Com referência a essa avaliação, os maquinistas relatam que o fato de a análise do gráfico ser realizada de forma isolada pelo inspetor tende sempre a uma interpretação negativa, já que o objetivo é encontrar o erro. Referem que o registro realizado não expõe as situações que se apresentaram no trecho e consideram que, se esta análise fosse feita em conjunto para interface de informações, poderia resultar em orientação para mostrar os problemas que de fato ocorrem na operação:

O inspetor me deu negativa porque viu no gráfico velocidade errada, aí eu expliquei que a máquina já tinha apresentado problema, mas mandaram eu seguir viagem. Falei para ele: Olha na conversa do rádio que tava registrado isso... e eu tavacom um trem com poucos vagões, tava patinando, e joguei areia, aí subi a 10,2, e a máquina tavacom problema. Eu falei isso com ele, mas não adiantou nada, tive que assinar e assumir o que não fiz (Ítalo – maquinista).

Além da ferramenta de gestão, os maquinistas também são avaliados na interface com o controlador de tráfego do CCO, quando é observado se o maquinista envia corretamente as informações que são solicitadas por meio das mensagens (macros) ou por telefone e se segue os procedimentos solicitados (paradas, recuos, velocidade, desligar máquinas, etc.), cumprindo as determinações para manter a circulação do trem dentro do que foi planejado para o dia. Caso tenha alguma intercorrência durante a condução, os maquinistas podem receber alguma advertência ou mesmo serem despontuados se o fato for informado ao seu inspetor. Alguns maquinistas referem que esta relação às vezes é conflituosa em função da

falta de conhecimento do controlador de tráfego sobre o seu trabalho:

O pessoal não sabe nada de trem na prática, eles deviam vir aqui conhecer a realidade, às vezes pedem para a gente parar o trem e desligar, e daí um minuto pedem para dar partida. Eu não desligo mesmo, porque um trem de 8 mil toneladas, dependendo do lugar, é arriscado desligar, pode dar queda de ar e depois você não consegue arrancar. Mas eles acham que isso aqui é igual “ferrorama de brinquedo” (Felisberto – maquinista).

Também comentam que a forma de lidar com as intercorrências nem sempre tem a melhor direção, pois fazem prevalecer a hierarquia em situações desnecessárias, preferem acionar o inspetor a estabelecer um diálogo com os maquinistas:

A relação com o CCO nem sempre é boa, depende muito do despachador [ou controlador de tráfego] que você pega. Às vezes, o sistema não funciona [quando, por exemplo, manda uma mensagem e às vezes o despachador não responde de imediato depois de uma parada solicitada. Ele pede para dar partida e, por ter que esperar o procedimento técnico, não arranca] e, ao invés de ligar para você, ele não faz, ele liga para o inspetor. É tudo a ferro e fogo, não querem saber o que aconteceu (Ítalo – maquinista).
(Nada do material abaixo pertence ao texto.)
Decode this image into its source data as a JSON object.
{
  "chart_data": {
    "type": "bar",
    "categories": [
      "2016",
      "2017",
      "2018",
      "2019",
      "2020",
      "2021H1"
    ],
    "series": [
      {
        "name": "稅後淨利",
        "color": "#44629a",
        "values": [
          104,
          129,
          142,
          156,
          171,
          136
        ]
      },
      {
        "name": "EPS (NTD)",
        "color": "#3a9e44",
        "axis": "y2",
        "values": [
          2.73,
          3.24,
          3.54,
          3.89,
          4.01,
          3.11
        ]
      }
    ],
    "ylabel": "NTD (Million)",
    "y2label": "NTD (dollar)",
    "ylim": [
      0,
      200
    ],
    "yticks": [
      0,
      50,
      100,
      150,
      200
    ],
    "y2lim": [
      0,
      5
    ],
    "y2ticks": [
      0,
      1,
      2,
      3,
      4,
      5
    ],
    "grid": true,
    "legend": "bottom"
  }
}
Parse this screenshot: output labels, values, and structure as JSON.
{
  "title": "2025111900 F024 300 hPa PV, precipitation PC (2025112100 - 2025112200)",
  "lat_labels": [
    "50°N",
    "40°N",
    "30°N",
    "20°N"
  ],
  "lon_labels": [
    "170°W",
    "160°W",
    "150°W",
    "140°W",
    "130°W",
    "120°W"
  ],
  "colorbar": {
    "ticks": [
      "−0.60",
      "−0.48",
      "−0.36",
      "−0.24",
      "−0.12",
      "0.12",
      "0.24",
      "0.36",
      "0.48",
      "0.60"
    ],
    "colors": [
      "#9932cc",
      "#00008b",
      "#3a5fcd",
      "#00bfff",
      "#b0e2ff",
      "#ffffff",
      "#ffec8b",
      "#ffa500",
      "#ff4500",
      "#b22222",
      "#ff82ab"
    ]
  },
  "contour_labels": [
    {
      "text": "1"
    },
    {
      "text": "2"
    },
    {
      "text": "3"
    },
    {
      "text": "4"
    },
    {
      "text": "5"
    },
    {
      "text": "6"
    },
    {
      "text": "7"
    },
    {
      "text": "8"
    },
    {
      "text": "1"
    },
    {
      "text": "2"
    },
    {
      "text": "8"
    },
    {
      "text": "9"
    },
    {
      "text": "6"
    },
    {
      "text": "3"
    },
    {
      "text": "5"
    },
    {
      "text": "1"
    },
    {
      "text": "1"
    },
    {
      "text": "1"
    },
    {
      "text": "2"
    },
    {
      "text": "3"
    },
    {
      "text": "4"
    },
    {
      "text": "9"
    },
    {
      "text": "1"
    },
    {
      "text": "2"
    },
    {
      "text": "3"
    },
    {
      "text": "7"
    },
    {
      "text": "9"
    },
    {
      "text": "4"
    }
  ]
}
Os maquinistas ainda relatam que o sistema permite avaliar a interface com o operador de tráfego, mas na maioria das vezes não o fazem, porque não veem resultados concretos.

Eu faço quando fico danado com o despachador, para deixar registrado, uma forma de me defender, né? Mas, no fundo, a gente sabe que não muda quase nada. Só dá alguma coisa quando é sério, tipo assim... uma licença errada em algum trecho e dá um acidente, essas coisas (André –maquinista).